On liquidity, there have been two concerns. First on the maturing of FCNR(B) deposits, our sense is that the leveraged portions of those deposits will not be renewed. Therefore, there could possibly be outflows of the order of $ 20 billion. The RBI has covered those requirements in the forward markets, and will take some advance deliveries in the lead up to the maturation of the deposits. Of course, some counterparties are apprehensive that they will not be able to deliver easily on the dollars we are owed, and hence there may be some dollar shortage in the market. This is something that we will monitor. We may supply dollars in case of extreme volatility, but no one should take this for granted.
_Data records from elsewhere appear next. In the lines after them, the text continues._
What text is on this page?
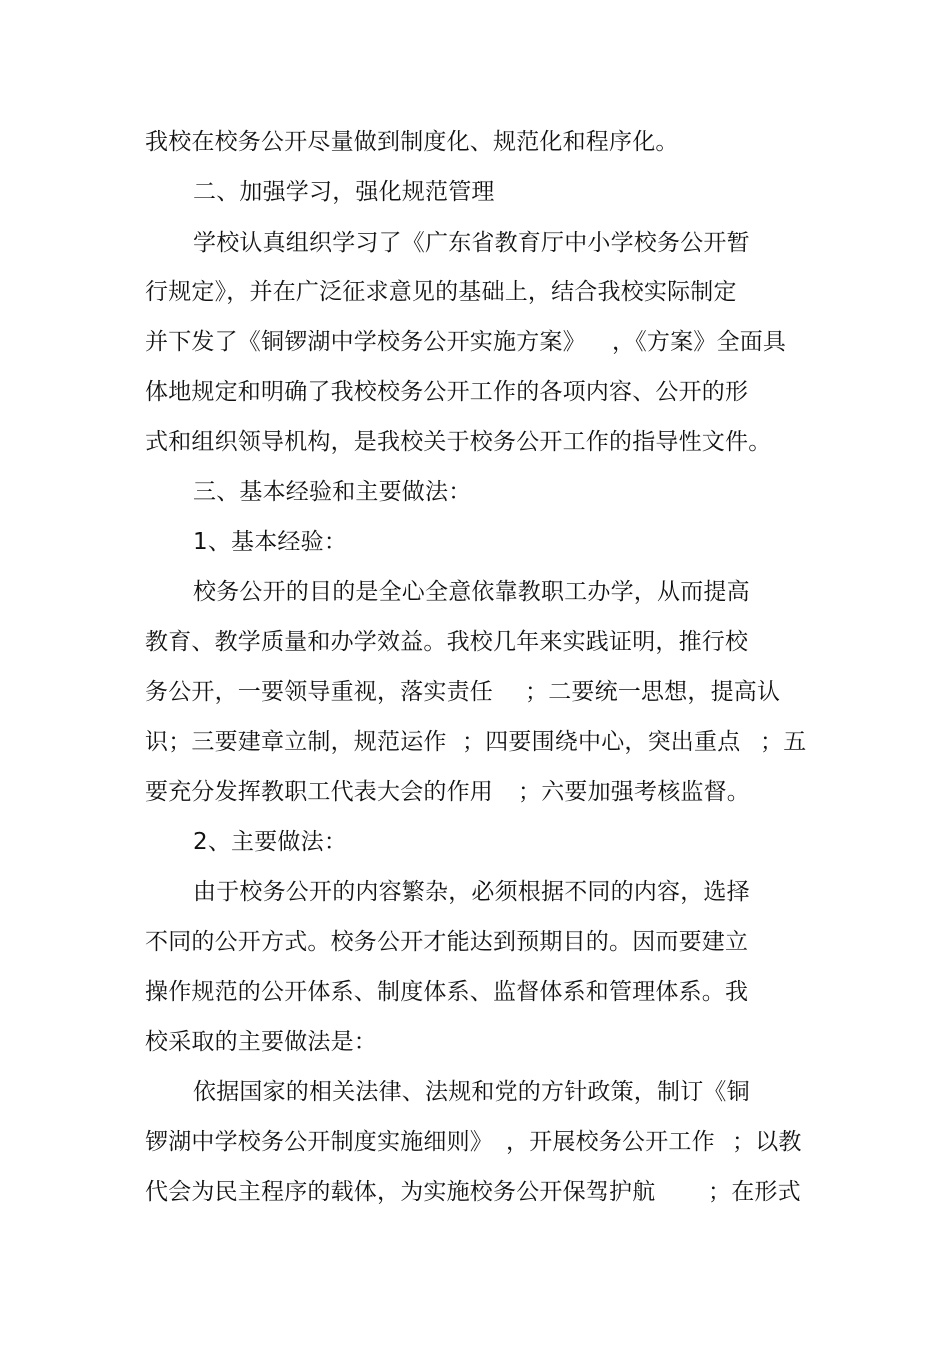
我校在校务公开尽量做到制度化、规范化和程序化。
二、加强学习，强化规范管理
学校认真组织学习了《广东省教育厅中小学校务公开暂
行规定》，并在广泛征求意见的基础上，结合我校实际制定
并下发了《铜锣湖中学校务公开实施方案》 ，《方案》全面具
体地规定和明确了我校校务公开工作的各项内容、公开的形
式和组织领导机构，是我校关于校务公开工作的指导性文件。
三、基本经验和主要做法：
1、基本经验：
校务公开的目的是全心全意依靠教职工办学，从而提高
教育、教学质量和办学效益。我校几年来实践证明，推行校
务公开，一要领导重视，落实责任 ；二要统一思想，提高认
识；三要建章立制，规范运作 ；四要围绕中心，突出重点 ；五
要充分发挥教职工代表大会的作用 ；六要加强考核监督。
2、主要做法：
由于校务公开的内容繁杂，必须根据不同的内容，选择
不同的公开方式。校务公开才能达到预期目的。因而要建立
操作规范的公开体系、制度体系、监督体系和管理体系。我
校采取的主要做法是：
依据国家的相关法律、法规和党的方针政策，制订《铜
锣湖中学校务公开制度实施细则》 ，开展校务公开工作 ；以教
代会为民主程序的载体，为实施校务公开保驾护航 ；在形式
We are, however, committed to supply short term rupee liquidity to the extent needed, to support our monetary stance.

What this means is:

  • RBI has to return $20 billion to banks
  • RBI had ‘hedged’ this exposure with some other parties (usually this will be different banks)
  • Those banks have basically thought of these as “forward” contracts – a traded product that is usually not “deliverable”, more typically it is rolled over
  • This time it’s not going to be rolled over
  • So they have to give RBI these dollars
  • $20 billion is a lot
  • They will have to buy this amount of dollars from the market (no one keeps $20 billion hanging around in their back pocket)
  • When they do that the market is going to be tizzy
  • Because there aren’t that many dollars in the market in the first place
  • So they’ve told RBI they can’t deliver easily boss, where will we get $20 billion from
  • Whenever there is a shortage of dollars, RBI will usually help provide these dollars
  • But this is slightly screwed up. RBI wants forward-counterparty banks to give it $20 billion so it can return the FCNR hedge. These banks say not enough dollars in the market for us to buy and give it to you. So they want RBI to somehow supply those dollars in the market. Which means RBI will supply dollars just so that it can get them back from those forward hedges.
  • RBI is saying “you shouldn’t take that for granted that we will supply dollars”
  • Which is a warning.

What’s it warning? That there will be some mad situations in the USDINR market. The prices will go crazy, with RBI participating at extremes. The direction, between now and November (when the FCNR pieces expire), will be a downmove and then a spike when RBI comes, then a downmove again, and up-spike and so on. Fun!

Here’s the RBI’s derivative positions as of April 2016. So about $1.8 billion matured in May. That already saw some volatility in the USDINR.

There’s $3.6 billion maturing in June-August. And then, there’s $17 billion maturing after August, and we can assume that the $25 billion will be paid out around November. Oh, this is going to see some mad action, and it’s probably starting soon.